Change-Centred Leadership

Numerous studies have differentiated leadership style into two dominant factors. These are often labelled as a concern for people and a concern for task. A newer theory, backed by empirical studies, proposes a third, and change-oriented style.

The division of leadership styles into task-oriented and people-oriented can be traced to work which originally concerned itself with work practices at operational levels within large American organizations. Organisation behaviour texts offer a historical time line from the Ohio State studies of the 1930s, to the later and related management grid of Blake and Mouton. Most studies thereafter found no need to look much further than the two factors. However, a group of Scandinavian researchers has put forward an interesting possibility of a third, and change-centred leadership style.

Blake and Mouton famously proposed that a combination of the two basic factors in a leadership style (‘more of both’) adds value to leadership efforts. Other researchers leaders were later to take a more situational approach. But there has rarely been a challenge to the dominance of the basic two-factor model of leadership style.

The work of Goran Ekvall (pictured above) and his colleague and former student Jouko Arvonen was recently published in English, which will give it more international attention. Their theory is easy to understand. The research first re-examined in detail the reported data from the items of the Ohio questionnaire (SPDQ, LBDQ versions). They found that change-centred leadership had been measurable through the inventories (in such items as ‘tries out new ideas with the group’). But during the original studies, and since, the results gave no statistical support to a third leadership style, favouring change-orientation beyond the two established styles/factors.

The Scandinavians have been replicating the Ohio methodology with mainly Swedish, Finnish, and US organizational samples. Jouko Arvonen, summarizing the work recently reports that over 6000 responses have been collected in five separate studies. Factor analysis revealed from all studies the appearance of an additional, change-centred leadership style, defined in terms of visionary qualities, creativity, action for implementation and risk-taking. He provides a fascinating hypothesis to explain the emergence of change-centred leadership. Arnonen believes that management is increasingly being required to show skills at ‘neo-charismatic’ or transformational leadership . He suggests that the new style has emerged as a contingent consequence of new work challenges.

Further studies will be required to test this idea. However, the concept seems to have been well-tested, is a potential game-changer for studies of leadership style, and offers a proposal for assessing creative leadership.

4 Responses to Change-Centred Leadership

  1. This sounds intriguing. I’d be interested to read more about Arnonen’s hypothesis.
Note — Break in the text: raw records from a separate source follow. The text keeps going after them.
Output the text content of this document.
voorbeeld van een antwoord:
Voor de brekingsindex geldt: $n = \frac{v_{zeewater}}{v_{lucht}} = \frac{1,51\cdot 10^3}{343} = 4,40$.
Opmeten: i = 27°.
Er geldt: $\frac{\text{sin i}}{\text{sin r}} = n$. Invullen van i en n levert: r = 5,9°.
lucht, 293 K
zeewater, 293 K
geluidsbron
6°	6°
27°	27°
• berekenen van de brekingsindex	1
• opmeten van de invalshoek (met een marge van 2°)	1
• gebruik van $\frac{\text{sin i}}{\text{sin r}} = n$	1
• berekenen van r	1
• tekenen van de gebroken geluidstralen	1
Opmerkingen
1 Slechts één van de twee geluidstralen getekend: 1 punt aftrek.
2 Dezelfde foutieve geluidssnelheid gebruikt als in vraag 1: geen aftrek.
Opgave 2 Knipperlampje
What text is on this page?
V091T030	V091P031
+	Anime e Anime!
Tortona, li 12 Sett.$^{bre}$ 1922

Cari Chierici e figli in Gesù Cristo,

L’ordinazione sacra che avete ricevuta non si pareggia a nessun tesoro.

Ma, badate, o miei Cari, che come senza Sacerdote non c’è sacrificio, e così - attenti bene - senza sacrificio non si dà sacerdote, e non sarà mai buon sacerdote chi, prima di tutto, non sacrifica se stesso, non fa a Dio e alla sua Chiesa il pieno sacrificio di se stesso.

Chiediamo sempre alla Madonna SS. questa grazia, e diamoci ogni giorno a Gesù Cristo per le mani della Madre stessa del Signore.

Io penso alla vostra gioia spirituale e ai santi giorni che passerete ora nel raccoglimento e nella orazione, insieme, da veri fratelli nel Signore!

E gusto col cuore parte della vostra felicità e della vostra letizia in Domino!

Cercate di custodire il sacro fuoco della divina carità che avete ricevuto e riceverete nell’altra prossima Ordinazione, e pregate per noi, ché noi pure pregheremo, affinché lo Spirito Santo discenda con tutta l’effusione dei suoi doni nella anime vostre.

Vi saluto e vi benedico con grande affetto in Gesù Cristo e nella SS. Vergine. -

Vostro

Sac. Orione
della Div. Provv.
At the same time, I’m wondering what’s new here. Is the change dimension different any from the transactional-transformational dimension?

    Thanks, Rob

  2. Tudor says:

    Hi, Rob.

    At preseet the only English-language version of Jouko’s work I know is in The Companion (cited above).

    But yes, I think it’s a solid piece of work. Ekvall is himself a distinguished researcher whose studies have also suffered from a lack of international recognition from a lack of English language translation.
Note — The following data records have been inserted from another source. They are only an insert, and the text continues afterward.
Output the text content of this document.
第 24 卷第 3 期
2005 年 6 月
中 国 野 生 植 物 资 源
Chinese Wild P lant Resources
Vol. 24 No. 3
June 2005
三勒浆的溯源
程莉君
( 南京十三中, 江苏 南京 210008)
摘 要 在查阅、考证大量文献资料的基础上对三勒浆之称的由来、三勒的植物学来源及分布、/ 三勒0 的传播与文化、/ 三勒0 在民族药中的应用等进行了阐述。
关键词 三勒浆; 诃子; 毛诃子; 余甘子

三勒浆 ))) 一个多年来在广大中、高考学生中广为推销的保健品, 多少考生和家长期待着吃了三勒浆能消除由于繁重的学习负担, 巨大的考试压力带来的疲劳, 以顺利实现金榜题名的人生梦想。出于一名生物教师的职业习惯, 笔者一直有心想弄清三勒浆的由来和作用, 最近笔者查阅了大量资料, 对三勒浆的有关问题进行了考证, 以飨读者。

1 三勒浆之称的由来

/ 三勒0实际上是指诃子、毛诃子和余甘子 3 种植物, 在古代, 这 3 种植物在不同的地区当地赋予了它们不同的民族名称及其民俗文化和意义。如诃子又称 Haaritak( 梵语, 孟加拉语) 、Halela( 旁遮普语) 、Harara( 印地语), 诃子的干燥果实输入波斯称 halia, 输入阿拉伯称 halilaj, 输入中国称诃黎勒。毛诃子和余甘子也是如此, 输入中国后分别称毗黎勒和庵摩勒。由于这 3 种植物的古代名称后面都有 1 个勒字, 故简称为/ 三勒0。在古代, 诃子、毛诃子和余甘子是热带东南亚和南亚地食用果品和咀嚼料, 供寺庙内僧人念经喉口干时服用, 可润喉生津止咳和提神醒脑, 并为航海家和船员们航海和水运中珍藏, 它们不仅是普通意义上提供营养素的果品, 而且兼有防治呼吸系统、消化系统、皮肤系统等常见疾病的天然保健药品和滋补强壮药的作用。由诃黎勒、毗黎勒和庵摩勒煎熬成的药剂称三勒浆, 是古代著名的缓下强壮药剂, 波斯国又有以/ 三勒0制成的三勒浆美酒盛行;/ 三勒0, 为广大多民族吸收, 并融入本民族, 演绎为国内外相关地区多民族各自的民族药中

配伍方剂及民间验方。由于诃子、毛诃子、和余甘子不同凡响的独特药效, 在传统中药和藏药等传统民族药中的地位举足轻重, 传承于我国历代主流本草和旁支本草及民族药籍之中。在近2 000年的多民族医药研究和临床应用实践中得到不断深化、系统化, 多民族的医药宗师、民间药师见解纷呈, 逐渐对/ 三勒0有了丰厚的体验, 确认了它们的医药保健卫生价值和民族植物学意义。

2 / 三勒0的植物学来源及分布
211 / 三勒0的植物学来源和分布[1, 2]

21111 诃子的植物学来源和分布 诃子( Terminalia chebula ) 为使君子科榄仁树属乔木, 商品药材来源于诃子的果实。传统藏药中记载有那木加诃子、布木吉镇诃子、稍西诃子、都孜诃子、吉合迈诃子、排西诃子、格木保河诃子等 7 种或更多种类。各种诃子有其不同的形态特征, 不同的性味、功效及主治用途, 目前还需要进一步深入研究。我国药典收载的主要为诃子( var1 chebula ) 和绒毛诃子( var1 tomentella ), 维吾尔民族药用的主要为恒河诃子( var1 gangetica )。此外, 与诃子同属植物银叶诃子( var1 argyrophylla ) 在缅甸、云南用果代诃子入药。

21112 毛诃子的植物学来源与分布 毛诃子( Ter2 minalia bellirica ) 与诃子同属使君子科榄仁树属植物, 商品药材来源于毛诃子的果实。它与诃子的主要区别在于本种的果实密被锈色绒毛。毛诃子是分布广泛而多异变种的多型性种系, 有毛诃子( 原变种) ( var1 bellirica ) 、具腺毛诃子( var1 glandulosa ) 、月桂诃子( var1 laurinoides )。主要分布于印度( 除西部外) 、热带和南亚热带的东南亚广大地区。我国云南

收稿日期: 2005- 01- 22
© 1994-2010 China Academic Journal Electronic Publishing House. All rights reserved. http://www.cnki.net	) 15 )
    There is something new, although the three dimensions may turn out to be mappable on the full-range leadership model after Bass and Avolio and have some similarities with transactional/transformational factors, perhaps.

  3. Kamel Mnisri says:

    Hi Tudor, Hi Tudor,
    I found one article in my archive. If you are interested, I can send it to you.
    Effective Leadership Style: Both Universal and Contingent? By Arvonen & Ekvall.

    Kamel

  4. Tudor says:

    Thanks Kamel. Why not contibute to LWD as a comment (or even a post?), using it to address the question raised by Rob? How is the work helping in the evaluation of leadership styles? How might it relate to the GLOBE studies, for example?